In June 2015, the FASB issued ASU No. 2015-12, Accounting for Share-Based Payments When the Terms of an Award Provide That a Performance Target Could Be Achieved after the Requisite Service Period. (“ASU 2015-12”). The standard provides guidance that a performance target that affects vesting of a share-based payment and that could be achieved after the requisite service condition is a performance condition. As a result, the target is not reflected in the estimation of the award’s grant date fair value. Compensation cost for such award would be recognized over the required service period, if it is probable that the performance condition will be achieved. ASU 2015-12 is effective for annual reporting periods beginning after December 15, 2015. Early adoption is permitted. The guidance should be applied on a prospective basis to awards that are granted or modified on or after the effective date. Companies also have the option to apply the amendments on a modified retrospective basis for performance targets outstanding on or after the beginning of the first annual period presented as of the adoption date. The Company is in the process of evaluating the impact of adoption on its consolidated financial statements.

In August 2015, the FASB issued ASU No. 2015-15, Disclosure of Uncertainties about an Entity’s Ability to Continue as a Going Concern. (“ASU 2015-15”). This ASU provides guidance about management’s responsibility to evaluate whether there is substantial doubt about the organization’s ability to continue as a going concern and provides principles and definitions that are intended to reduce diversity in the timing and content of disclosures that are commonly provided by organizations today in the financial statement footnotes. ASU 2015-15 is effective for annual periods ending after December 15, 2016, and interim periods within annual periods beginning after December 15, 2016. Early application is permitted for annual or interim reporting periods for which the financial statements have not previously been issued. The Company is in the process of evaluating the impact of adoption on its consolidated financial statements.
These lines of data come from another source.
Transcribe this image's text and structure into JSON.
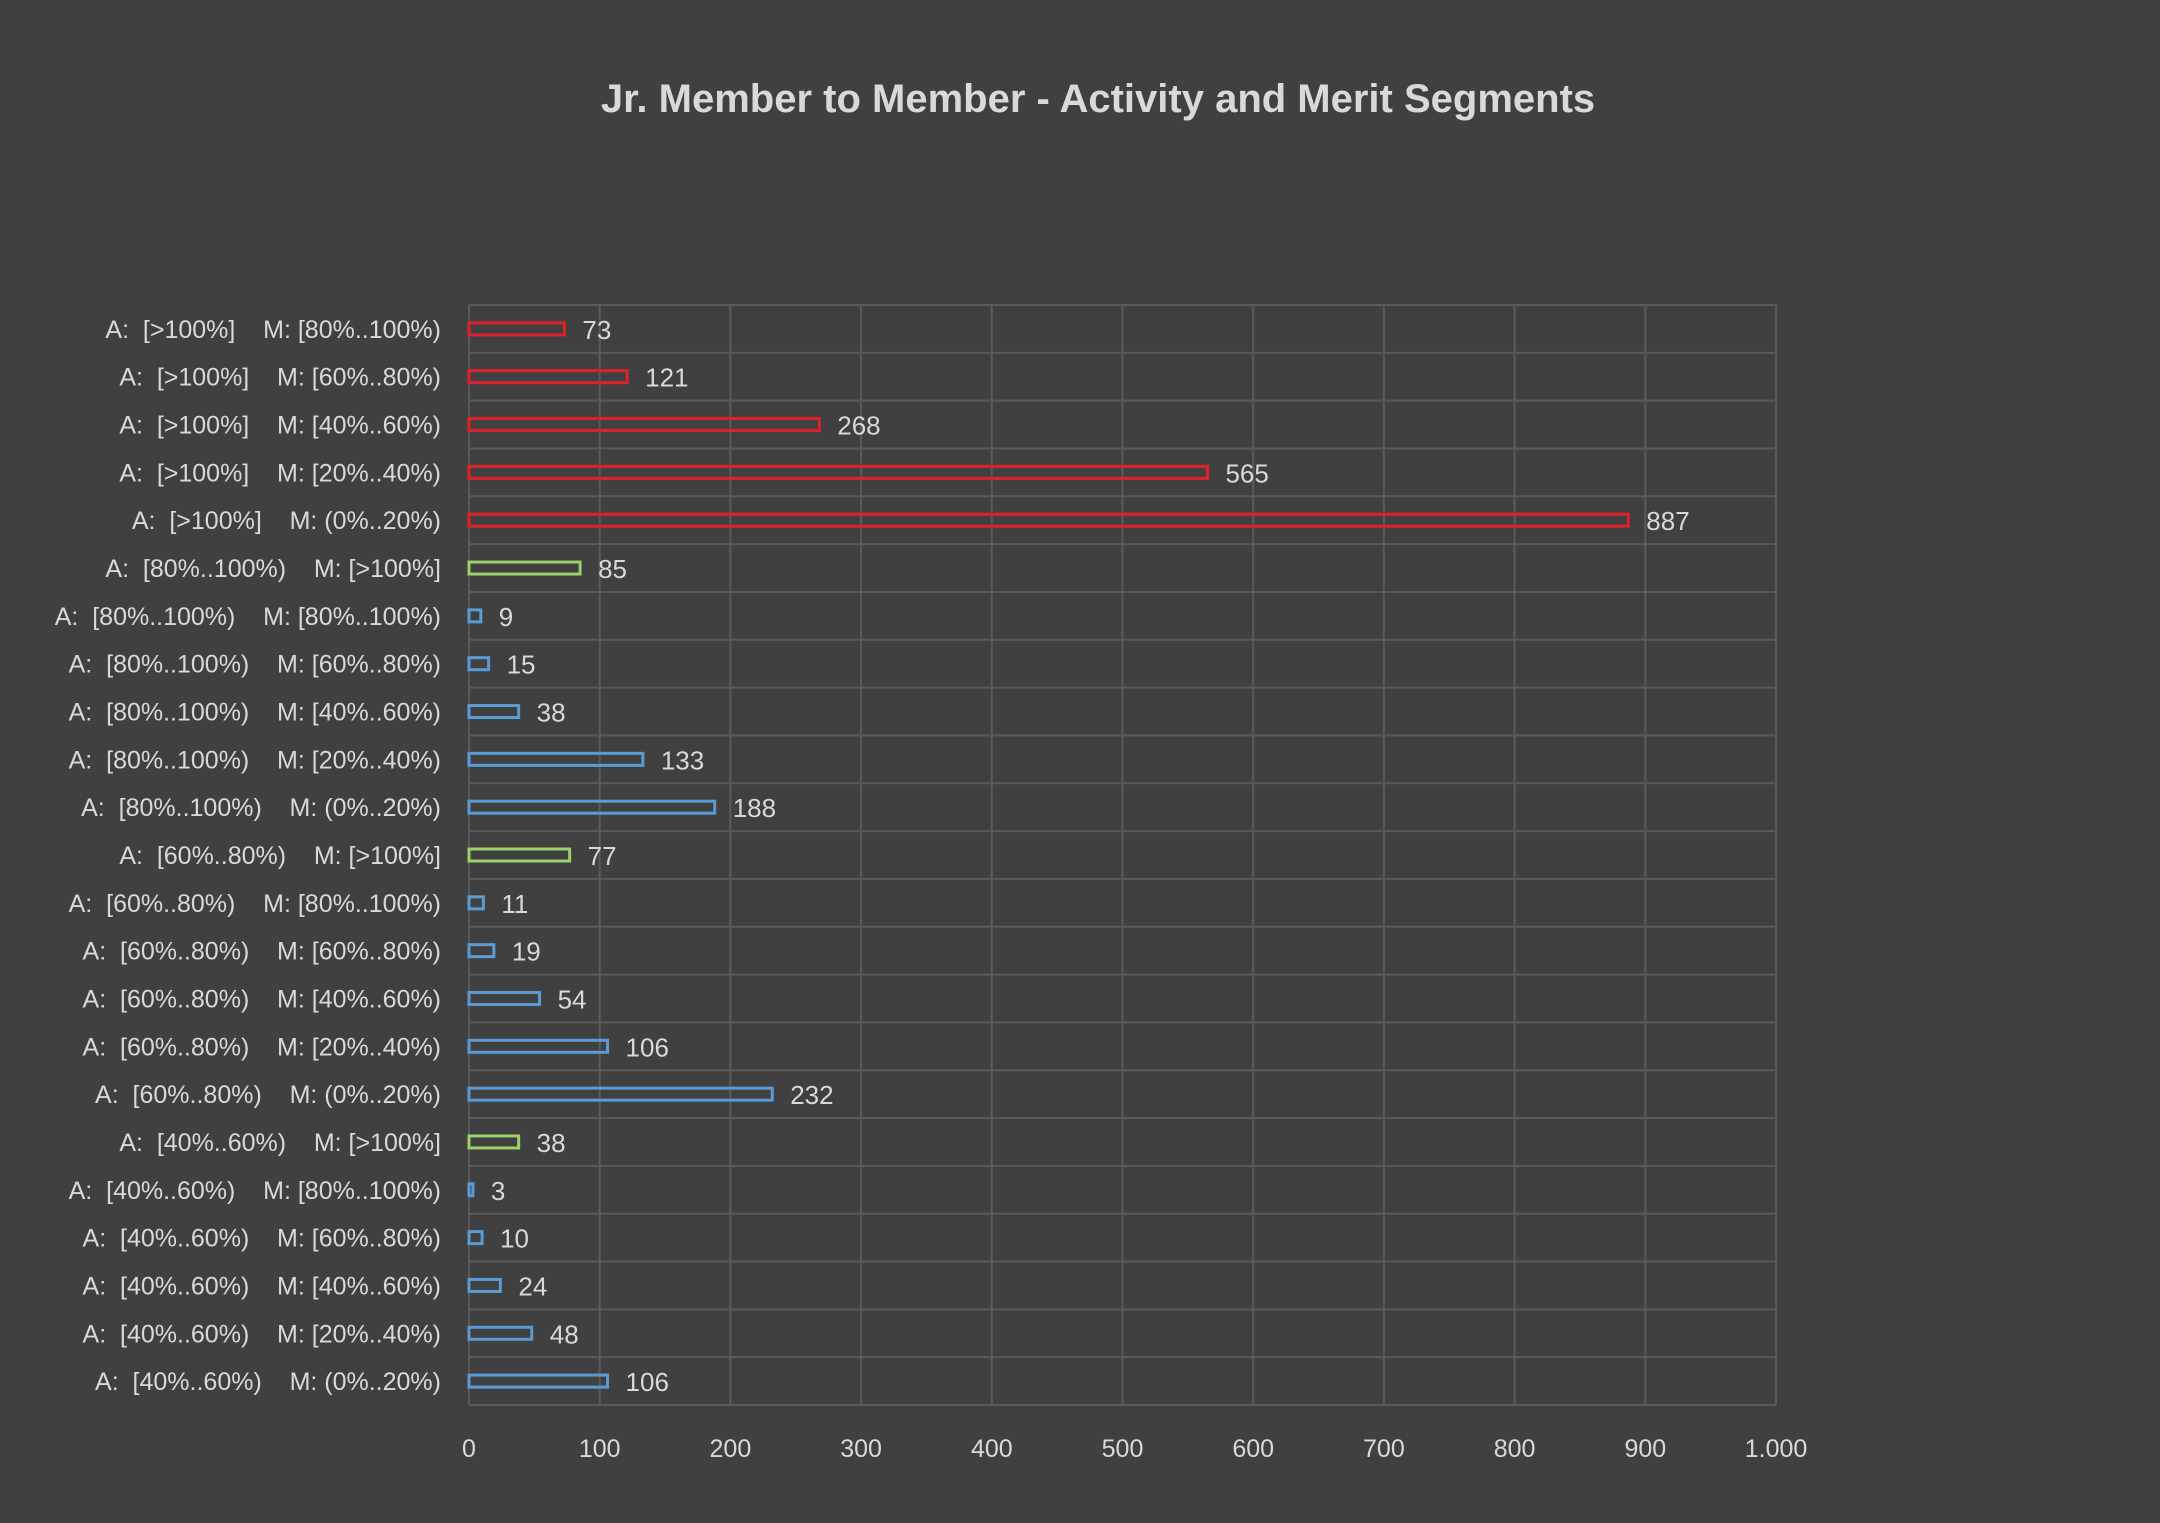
{
  "chart_data": {
    "type": "bar",
    "orientation": "horizontal",
    "title": "Jr. Member to Member  - Activity and Merit Segments",
    "xlabel": "",
    "ylabel": "",
    "xlim": [
      0,
      1000
    ],
    "x_ticks": [
      "0",
      "100",
      "200",
      "300",
      "400",
      "500",
      "600",
      "700",
      "800",
      "900",
      "1.000"
    ],
    "grid": true,
    "legend": "none",
    "colors": {
      "red": "#e0202a",
      "green": "#9bd06a",
      "blue": "#5b9bd5"
    },
    "categories": [
      "A:  [>100%]    M: [80%..100%)",
      "A:  [>100%]    M: [60%..80%)",
      "A:  [>100%]    M: [40%..60%)",
      "A:  [>100%]    M: [20%..40%)",
      "A:  [>100%]    M: (0%..20%)",
      "A:  [80%..100%)    M: [>100%]",
      "A:  [80%..100%)    M: [80%..100%)",
      "A:  [80%..100%)    M: [60%..80%)",
      "A:  [80%..100%)    M: [40%..60%)",
      "A:  [80%..100%)    M: [20%..40%)",
      "A:  [80%..100%)    M: (0%..20%)",
      "A:  [60%..80%)    M: [>100%]",
      "A:  [60%..80%)    M: [80%..100%)",
      "A:  [60%..80%)    M: [60%..80%)",
      "A:  [60%..80%)    M: [40%..60%)",
      "A:  [60%..80%)    M: [20%..40%)",
      "A:  [60%..80%)    M: (0%..20%)",
      "A:  [40%..60%)    M: [>100%]",
      "A:  [40%..60%)    M: [80%..100%)",
      "A:  [40%..60%)    M: [60%..80%)",
      "A:  [40%..60%)    M: [40%..60%)",
      "A:  [40%..60%)    M: [20%..40%)",
      "A:  [40%..60%)    M: (0%..20%)"
    ],
    "values": [
      73,
      121,
      268,
      565,
      887,
      85,
      9,
      15,
      38,
      133,
      188,
      77,
      11,
      19,
      54,
      106,
      232,
      38,
      3,
      10,
      24,
      48,
      106
    ],
    "bar_colors": [
      "red",
      "red",
      "red",
      "red",
      "red",
      "green",
      "blue",
      "blue",
      "blue",
      "blue",
      "blue",
      "green",
      "blue",
      "blue",
      "blue",
      "blue",
      "blue",
      "green",
      "blue",
      "blue",
      "blue",
      "blue",
      "blue"
    ]
  }
}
In November 2015, the FASB issued ASU No. 2015-17, Balance Sheet Classification of Deferred Taxes, requiring all deferred tax assets and liabilities, and any related valuation allowance, to be classified as non-current on the balance sheet. The classification change for all deferred taxes as non-current simplifies entities’ processes as it eliminates the need to separately identify the net current and net non-current deferred tax asset or liability in each jurisdiction and allocate valuation allowances. Early adoption is permitted. The adoption of this guidance is not expected to have an impact on the Company’s consolidated financial statements.

In February 2016, the FASB issued ASU No. 2016-02, Leases, requiring lessee’s to recognize assets and liabilities for leases with lease terms of more than 12 months in the balance sheet. Leases will be classified as either finance or operating, with classification affecting the pattern of expense recognition in the income statement. The new guidance is effective for fiscal years and for interim periods within those fiscal years, beginning after December 15, 2018. A modified retrospective transition approach is required for lessees for capital and operating leases existing at, or entered into after, the beginning of the earliest comparative period presented in the financial statements, with certain practical expedients available. The Company is currently evaluating the impact of the adoption on its consolidated financial statements.